Smith’s first two-photon microscope was designed to view individual neurons firing over an area of 1.4 millimeters. This success proved the general approach, and his lab immediately went to work to push the envelope. When he proposed to build a microscope with a field of view of at least 3.5 millimeters, which would allow him to view neurons throughout the entire visual cortex of a mouse, one grant reviewer was skeptical, saying that if this were possible, surely someone would’ve achieved it by now—especially a microscope company.

But they hadn’t.

Luckily, the other grant reviewers disagreed with their colleague and agreed to fund the project. Smith set out to design the first system to view individual neurons firing over a span of 3.5 mm, and came up with a prototype that proved his concept was feasible and proved that skeptical reviewer wrong.

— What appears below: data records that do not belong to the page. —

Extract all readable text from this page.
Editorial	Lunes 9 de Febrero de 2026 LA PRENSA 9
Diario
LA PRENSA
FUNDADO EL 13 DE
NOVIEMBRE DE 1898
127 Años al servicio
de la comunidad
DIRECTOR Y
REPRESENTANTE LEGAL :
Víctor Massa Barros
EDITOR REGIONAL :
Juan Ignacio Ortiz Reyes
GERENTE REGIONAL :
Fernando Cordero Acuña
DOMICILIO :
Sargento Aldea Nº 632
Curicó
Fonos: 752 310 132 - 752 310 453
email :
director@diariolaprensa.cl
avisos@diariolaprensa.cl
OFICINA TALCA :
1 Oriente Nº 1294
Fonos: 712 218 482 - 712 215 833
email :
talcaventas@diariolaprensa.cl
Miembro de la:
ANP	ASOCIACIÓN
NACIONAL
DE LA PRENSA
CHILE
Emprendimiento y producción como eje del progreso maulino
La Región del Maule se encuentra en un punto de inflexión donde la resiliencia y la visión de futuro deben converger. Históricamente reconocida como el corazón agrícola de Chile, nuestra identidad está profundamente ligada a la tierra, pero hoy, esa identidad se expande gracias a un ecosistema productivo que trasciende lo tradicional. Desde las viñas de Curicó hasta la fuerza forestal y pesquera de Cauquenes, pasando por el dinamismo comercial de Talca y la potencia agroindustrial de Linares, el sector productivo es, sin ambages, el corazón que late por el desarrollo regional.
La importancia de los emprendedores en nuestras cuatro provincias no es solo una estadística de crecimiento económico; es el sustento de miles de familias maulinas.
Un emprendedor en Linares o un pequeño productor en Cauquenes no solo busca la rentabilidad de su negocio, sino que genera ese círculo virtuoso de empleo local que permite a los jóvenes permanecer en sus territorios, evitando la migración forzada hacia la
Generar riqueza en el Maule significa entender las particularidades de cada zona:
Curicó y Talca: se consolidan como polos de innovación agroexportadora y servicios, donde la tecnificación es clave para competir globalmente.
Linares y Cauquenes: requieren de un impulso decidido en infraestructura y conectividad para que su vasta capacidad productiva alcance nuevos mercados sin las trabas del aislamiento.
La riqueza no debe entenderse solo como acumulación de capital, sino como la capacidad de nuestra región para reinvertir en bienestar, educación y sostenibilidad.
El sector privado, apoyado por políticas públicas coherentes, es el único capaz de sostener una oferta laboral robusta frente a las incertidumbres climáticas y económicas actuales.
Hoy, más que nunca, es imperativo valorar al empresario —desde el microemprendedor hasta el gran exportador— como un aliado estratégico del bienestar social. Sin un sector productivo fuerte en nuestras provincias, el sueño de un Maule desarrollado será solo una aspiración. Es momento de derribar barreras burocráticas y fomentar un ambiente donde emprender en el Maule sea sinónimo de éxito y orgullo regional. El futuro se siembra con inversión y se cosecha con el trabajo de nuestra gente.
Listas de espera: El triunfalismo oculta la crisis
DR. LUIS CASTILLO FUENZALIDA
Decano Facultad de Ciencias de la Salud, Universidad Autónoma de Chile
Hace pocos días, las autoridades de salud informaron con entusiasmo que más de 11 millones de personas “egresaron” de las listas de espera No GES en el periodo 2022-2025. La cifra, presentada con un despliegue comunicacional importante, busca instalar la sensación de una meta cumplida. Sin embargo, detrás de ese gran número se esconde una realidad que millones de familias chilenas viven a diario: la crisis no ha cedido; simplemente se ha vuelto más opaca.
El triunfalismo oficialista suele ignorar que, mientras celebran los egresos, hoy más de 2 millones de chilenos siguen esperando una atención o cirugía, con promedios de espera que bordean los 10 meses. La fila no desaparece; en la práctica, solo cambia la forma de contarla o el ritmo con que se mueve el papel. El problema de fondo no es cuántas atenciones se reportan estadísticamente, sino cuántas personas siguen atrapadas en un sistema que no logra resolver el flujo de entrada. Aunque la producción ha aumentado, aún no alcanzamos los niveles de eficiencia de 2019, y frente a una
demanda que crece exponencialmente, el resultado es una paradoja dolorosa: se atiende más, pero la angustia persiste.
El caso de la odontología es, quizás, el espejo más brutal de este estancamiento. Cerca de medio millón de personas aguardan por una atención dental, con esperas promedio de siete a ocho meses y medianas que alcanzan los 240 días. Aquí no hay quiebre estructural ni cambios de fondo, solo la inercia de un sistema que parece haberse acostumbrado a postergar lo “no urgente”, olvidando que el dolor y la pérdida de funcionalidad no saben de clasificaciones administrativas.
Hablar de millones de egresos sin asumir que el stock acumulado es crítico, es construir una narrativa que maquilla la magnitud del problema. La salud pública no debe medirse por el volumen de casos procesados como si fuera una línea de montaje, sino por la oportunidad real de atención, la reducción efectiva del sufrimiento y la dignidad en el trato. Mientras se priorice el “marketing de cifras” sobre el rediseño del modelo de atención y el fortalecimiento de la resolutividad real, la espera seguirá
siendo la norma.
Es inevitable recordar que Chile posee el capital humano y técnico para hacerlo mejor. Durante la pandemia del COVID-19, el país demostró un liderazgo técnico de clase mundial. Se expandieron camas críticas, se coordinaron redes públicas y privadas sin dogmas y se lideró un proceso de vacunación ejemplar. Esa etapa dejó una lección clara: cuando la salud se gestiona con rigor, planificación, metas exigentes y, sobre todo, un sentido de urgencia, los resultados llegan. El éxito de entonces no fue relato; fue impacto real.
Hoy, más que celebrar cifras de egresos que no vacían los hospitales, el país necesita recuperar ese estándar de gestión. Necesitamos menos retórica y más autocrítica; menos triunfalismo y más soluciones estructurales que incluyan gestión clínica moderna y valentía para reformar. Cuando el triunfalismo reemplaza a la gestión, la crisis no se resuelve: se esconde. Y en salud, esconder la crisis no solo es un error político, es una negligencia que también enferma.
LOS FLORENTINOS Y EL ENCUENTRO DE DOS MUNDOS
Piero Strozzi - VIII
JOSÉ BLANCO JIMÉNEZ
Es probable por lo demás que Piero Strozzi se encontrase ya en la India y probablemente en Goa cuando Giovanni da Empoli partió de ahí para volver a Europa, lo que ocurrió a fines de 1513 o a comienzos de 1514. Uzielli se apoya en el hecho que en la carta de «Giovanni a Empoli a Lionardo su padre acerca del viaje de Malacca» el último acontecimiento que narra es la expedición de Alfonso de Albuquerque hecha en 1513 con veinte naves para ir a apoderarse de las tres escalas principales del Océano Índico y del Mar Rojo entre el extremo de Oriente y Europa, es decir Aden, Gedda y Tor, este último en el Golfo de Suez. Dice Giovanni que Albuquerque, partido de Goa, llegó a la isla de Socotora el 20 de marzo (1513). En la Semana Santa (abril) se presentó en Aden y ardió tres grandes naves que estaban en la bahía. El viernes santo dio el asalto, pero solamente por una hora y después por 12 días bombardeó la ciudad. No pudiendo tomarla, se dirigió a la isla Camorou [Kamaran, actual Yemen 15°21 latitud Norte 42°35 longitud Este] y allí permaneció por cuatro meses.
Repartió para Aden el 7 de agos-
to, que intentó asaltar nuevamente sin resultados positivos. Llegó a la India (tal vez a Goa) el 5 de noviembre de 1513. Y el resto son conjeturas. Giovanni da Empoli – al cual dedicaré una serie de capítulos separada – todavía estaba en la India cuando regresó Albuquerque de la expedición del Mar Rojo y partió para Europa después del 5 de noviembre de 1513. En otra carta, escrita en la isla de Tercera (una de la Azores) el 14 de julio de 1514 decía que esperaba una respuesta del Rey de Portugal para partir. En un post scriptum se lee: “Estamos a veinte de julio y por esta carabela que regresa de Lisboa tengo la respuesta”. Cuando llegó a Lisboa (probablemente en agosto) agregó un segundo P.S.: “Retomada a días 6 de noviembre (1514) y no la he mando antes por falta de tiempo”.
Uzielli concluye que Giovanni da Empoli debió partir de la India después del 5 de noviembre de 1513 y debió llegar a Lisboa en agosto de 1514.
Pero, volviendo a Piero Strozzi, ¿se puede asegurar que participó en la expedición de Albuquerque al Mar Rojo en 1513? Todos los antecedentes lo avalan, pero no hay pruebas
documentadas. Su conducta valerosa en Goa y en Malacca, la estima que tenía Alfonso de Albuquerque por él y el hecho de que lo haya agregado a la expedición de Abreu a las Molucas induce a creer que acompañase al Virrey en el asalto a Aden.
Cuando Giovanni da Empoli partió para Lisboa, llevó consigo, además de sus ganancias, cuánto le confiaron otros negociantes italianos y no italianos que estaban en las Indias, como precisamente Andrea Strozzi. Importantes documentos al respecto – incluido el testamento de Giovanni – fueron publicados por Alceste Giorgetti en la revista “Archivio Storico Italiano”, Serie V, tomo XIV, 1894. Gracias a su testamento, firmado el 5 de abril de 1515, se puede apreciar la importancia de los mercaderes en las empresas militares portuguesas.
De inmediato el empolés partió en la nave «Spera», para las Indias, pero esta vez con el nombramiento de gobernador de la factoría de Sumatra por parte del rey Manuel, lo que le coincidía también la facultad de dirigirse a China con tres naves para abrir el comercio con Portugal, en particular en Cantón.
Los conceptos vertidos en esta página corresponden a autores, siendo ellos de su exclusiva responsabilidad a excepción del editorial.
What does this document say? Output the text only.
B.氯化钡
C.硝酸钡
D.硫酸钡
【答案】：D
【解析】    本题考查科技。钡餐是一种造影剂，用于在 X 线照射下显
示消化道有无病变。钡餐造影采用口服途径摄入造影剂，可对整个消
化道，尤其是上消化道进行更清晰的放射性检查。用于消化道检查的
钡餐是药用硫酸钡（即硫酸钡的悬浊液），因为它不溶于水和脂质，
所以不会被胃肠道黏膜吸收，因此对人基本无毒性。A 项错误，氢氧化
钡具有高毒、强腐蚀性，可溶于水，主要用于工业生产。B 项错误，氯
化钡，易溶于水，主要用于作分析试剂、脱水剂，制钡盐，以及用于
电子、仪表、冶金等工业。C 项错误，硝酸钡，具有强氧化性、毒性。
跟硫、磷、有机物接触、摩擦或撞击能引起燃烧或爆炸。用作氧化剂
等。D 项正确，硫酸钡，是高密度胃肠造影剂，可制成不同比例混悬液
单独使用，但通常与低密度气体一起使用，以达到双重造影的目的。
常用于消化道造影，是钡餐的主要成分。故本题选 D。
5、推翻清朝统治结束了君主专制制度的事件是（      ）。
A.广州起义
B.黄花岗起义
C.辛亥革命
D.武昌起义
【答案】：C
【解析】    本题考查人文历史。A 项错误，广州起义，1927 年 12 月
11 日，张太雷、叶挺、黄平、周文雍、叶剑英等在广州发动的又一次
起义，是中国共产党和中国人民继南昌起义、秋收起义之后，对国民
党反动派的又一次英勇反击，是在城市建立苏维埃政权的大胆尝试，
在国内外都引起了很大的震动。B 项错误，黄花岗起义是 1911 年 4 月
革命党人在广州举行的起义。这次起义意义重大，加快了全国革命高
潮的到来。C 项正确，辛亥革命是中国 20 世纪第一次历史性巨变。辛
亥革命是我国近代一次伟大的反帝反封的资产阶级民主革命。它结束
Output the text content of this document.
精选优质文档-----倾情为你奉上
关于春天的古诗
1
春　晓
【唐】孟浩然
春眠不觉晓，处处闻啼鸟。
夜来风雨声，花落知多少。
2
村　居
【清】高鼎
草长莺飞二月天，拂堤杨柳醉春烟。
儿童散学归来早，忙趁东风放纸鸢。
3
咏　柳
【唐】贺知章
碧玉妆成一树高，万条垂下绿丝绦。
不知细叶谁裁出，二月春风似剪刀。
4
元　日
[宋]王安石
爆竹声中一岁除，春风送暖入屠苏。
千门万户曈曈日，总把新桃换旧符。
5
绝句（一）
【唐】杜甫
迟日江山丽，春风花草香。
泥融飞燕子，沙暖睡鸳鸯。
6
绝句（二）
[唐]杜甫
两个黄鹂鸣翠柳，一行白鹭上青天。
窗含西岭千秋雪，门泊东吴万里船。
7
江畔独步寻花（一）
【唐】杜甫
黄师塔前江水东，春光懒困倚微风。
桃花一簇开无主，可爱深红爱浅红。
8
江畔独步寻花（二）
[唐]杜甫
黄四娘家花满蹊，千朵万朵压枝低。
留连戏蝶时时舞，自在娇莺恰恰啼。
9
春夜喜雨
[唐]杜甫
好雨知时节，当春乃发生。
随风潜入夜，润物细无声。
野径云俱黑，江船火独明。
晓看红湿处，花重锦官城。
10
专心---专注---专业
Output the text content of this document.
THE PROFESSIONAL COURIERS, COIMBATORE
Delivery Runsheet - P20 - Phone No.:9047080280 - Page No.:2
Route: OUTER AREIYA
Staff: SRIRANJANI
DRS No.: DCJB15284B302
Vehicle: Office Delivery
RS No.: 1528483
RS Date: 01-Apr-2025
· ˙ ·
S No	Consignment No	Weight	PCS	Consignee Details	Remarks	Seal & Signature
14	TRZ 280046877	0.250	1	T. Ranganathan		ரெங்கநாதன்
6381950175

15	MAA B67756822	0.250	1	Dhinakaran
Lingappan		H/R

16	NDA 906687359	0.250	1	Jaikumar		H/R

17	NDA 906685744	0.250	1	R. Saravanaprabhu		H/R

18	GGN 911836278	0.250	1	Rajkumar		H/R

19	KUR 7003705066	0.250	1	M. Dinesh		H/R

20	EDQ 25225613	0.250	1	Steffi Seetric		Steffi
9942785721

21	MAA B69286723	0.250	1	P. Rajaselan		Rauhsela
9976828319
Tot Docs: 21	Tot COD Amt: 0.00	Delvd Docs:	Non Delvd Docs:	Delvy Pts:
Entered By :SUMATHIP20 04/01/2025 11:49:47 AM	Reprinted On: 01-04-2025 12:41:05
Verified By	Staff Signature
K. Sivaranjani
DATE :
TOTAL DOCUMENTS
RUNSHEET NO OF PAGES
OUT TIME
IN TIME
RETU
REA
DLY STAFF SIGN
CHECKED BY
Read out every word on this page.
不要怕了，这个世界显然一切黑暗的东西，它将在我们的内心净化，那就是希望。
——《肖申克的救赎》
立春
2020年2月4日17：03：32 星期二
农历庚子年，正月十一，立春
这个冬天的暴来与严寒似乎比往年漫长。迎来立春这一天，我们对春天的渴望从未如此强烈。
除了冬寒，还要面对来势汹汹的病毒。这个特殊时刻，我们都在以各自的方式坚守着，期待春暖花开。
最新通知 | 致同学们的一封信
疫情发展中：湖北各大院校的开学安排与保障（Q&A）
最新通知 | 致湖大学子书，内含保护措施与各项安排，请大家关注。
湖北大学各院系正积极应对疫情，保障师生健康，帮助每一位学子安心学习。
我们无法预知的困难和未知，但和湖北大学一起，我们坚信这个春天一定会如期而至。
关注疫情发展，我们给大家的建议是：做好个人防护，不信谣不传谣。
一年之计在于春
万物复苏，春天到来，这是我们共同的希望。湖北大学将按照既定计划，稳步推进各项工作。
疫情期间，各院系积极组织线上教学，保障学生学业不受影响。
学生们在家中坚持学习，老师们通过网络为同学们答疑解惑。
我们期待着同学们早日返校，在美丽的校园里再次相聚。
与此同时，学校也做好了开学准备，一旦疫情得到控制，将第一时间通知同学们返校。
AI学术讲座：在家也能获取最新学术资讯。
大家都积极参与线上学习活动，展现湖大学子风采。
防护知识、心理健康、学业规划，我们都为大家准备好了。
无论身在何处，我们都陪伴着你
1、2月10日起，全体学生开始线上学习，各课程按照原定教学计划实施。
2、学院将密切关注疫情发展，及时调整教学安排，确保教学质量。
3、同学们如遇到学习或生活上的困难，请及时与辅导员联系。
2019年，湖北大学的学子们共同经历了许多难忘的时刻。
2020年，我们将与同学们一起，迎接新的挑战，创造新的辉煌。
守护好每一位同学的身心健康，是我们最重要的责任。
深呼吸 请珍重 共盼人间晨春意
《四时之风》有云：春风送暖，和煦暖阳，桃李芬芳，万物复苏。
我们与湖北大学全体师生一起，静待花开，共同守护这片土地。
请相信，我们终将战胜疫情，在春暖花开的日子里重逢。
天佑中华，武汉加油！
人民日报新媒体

“But we really need to optimize the optics on that microscope before we can use it for experiments,” Smith says. “This is what the NSF grant is supporting.”

He enlisted the help of Jeffrey Stirman, a UNC bioengineer in his lab, and Mike Kudenov, an optics expert at NC State. The team is designing precisely what Smith knows he’ll need to increase his field of view in the visual cortex while also improving the resolution of the images of the neurons.

“It’s as if you’re developing a high-performance car,” Smith says. “Typically you’d find a nice engine to put in it. You wouldn’t think about buying a hunk of aluminum and start drilling to make the entire thing from scratch. But that’s sort of what we’re doing to make the objectives for the microscope—the actual glass lenses that we need in order to get the performance out of the microscope that we want.”

Smith plans on finishing the construction of the microscope in the next two years.

“We think it’s this type of technology that will give us the insights we need to advance our understanding of how brain circuitry actually works, not only in normal circumstances but in disease states. That’s our goal. That’s why we’re so excited about this.”

Mark Derewicz is the science communications manager at the UNC School of Medicine and UNC Health Care.

Spencer Smith is an assistant professor in the Department of Cell Biology and Physiology in the UNC School of Medicine and a member of the UNC Neuroscience Center and the Carolina Institute for Developmental Disabilities. Ikuko Smith and Jeffrey Stirman are postdoctoral fellows in Smith’s lab. Mike Kudenov is an assistant professor of electrical and computer engineering at NC State.

To create his first two-photon microscope at UNC, Smith used a $300,000 grant from the Human Frontier Science Program, an international research organization funded by fourteen countries, including the United States, and the European Union.

The NSF issued 36 EAGER grants to researchers working to create technologies that will allow scientists to better understand how complex human behaviors result from neural activity inside the brain. The grants, totaling $10.8 million, were made in support of President Barack Obama’s BRAIN Initiative, a multi-agency endeavor with the goal of creating neurotechnologies to help scientists open new areas of investigation into how the brain works.